SSL上带有Sails.js / Node.js和NGINX的Socket.io：错误的网关

Question

I am cross posting this from Serverfault because it seems the Sails team monitors Stackoverflow.

I just started venturing in NGINX and SSL.

Using Ubuntu 16.04.

I am running a Sails server on the standard 1337 port and just set up NGINX with SSL (using letsencrypt). Port 80 is redirected to 443 and upstream goes to Sails.

I also have a Tomcat server listening on 8080 and use NGINX to redirect the same way.

Everything works fine: I can browse both servers on https without special ports on browser.

I have set up socket.io to use websockets protocol only (no polling). This is set on the server and on the browser client.

However, socket.io (sails.io) throws a 502 error no the browser. (polling gave an error too)

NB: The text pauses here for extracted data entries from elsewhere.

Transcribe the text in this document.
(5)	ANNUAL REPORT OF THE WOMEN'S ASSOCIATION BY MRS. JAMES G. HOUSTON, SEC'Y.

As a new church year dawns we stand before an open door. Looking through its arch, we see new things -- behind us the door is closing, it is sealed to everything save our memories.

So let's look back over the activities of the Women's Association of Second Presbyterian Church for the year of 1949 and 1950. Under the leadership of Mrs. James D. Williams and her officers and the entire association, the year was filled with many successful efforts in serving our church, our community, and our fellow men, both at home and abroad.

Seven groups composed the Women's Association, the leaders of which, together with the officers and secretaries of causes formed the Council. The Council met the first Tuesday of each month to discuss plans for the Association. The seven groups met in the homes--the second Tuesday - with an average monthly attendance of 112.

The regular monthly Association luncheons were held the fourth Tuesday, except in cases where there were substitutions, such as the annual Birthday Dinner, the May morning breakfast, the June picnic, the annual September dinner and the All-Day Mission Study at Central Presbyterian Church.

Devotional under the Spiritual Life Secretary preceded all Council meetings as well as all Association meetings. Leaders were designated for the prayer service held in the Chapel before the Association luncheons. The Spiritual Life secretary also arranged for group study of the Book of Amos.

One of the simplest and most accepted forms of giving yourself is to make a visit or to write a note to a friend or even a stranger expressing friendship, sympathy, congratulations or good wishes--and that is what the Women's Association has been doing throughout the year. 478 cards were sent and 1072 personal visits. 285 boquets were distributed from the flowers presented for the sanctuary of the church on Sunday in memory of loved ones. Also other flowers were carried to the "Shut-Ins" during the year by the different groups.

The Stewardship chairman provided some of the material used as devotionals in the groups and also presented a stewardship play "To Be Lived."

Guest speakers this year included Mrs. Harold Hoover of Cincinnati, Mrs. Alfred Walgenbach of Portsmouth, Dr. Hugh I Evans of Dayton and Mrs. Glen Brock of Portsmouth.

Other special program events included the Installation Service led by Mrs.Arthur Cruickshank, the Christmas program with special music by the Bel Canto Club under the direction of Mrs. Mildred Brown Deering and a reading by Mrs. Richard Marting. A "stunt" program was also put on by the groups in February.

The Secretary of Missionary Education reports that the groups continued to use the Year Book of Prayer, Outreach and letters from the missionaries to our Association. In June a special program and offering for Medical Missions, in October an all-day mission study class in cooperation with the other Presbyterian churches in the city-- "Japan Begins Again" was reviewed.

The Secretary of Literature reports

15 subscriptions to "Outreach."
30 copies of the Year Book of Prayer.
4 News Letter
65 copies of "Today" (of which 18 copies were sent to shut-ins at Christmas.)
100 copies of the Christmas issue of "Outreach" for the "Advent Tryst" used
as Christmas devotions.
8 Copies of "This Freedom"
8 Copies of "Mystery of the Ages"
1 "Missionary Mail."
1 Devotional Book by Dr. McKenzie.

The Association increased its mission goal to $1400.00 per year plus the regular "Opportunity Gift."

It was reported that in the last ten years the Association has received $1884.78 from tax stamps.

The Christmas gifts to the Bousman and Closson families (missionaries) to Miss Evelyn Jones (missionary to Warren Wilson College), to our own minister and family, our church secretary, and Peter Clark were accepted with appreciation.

Here is my NGINX sites-available for the Sails server:

upstream sails {
   server 127.0.0.1:1337 fail_timeout=0;
}

server {
   listen 80;
   listen [::]:80;
   server_name mysails.server.com;
   return 301 https://$server_name$request_uri;
}

server {
   listen 443;
   listen [::]:443 ssl http2;
   server_name mysails.server.com;
   include snippets/ssl-mysails.server.conf;
   include snippers/ssl-params.conf;
   large_client_header_buffers 8 32k;

   location / {
      proxy_pass http://sails/;
      proxy_http_version 1.1;
      proxy_redirect off;
      proxy_set_header Host $host;
      proxy_set_header Port $server_port;
      proxy_set_header X-Real-IP $remot_addr;
      proxy_set_header X-Forwarded-For $proxy_add_x_forwarded_for;
      proxy_set_header X-NginX-Proxy true;
      proxy_pass_request_headers on;

   }

   location /socket.io/ {
      proxy_pass http://sails/;
      proxy_http_version 1.1;
      proxy_redirect off;
      proxy_set_header Host $host;
      proxy_set_header Port $server_port;
      proxy_set_header X-Real-IP $remot_addr;
      proxy_set_header X-Forwarded-For $proxy_add_x_forwarded_for;
      proxy_set_header X-NginX-Proxy true;
      proxy_pass_request_headers on;
      proxy_set_header Upgrade $http_upgrade;
      proxy_set_header Connection "upgrade";
      proxy_buffers 8 32k;
      proxy_buffer_size 64k;

   }   
}

The snippets/ssl-mysails.server.conf and snippers/ssl-params.conf files contain:

ssl_certificate /path/to/letsencrypt/fullchain.pem;
ssl_certificate_key /path/to/letsencrypt/privkey.pem;

and

# from https://cipherli.st/
# and https://raymii.org/s/tutorials/Strong_SSL_Security_On_nginx.html

ssl_protocols TLSv1 TLSv1.1 TLSv1.2;
ssl_prefer_server_ciphers on;
ssl_ciphers "EECDH+AESGCM:EDH+AESGCM:AES256+EECDH:AES256+EDH";
ssl_ecdh_curve secp384r1;
ssl_session_cache shared:SSL:10m;
ssl_session_tickets off;
ssl_stapling on;
ssl_stapling_verify on;
resolver 8.8.8.8 8.8.4.4 valid=300s;
resolver_timeout 5s;
# Disable preloading HSTS for now.  You can use the commented out header line that includes
# the "preload" directive if you understand the implications.
#add_header Strict-Transport-Security "max-age=63072000; includeSubdomains; preload";
add_header Strict-Transport-Security "max-age=63072000; includeSubdomains";
add_header X-Frame-Options DENY;
add_header X-Content-Type-Options nosniff;
ssl_dhparam /etc/ssl/certs/dhparam.pem;

Anyone has any clue on what's going on...?

** UPDATE **

I have added a lot of information about logs and behaviours on the Serverfault question

https://serverfault.com/questions/829100/socket-io-with-sails-js-node-js-and-nginx-on-ssl-bad-gateway

Answer 1

So the issue is a bad configuration on the NGINX sites-avalable conf file.

location /socket.io/ {
      proxy_pass http://sails/;
...
}

should be

location /socket.io/ {
      proxy_pass http://sails/socket.io/;
...
}

Pretty basic stuff: the "location" is not forwarded to the proxy_pass (why would it be, right?) -- So you need to make sure the socket requests are redirected to the exact socket endpoint.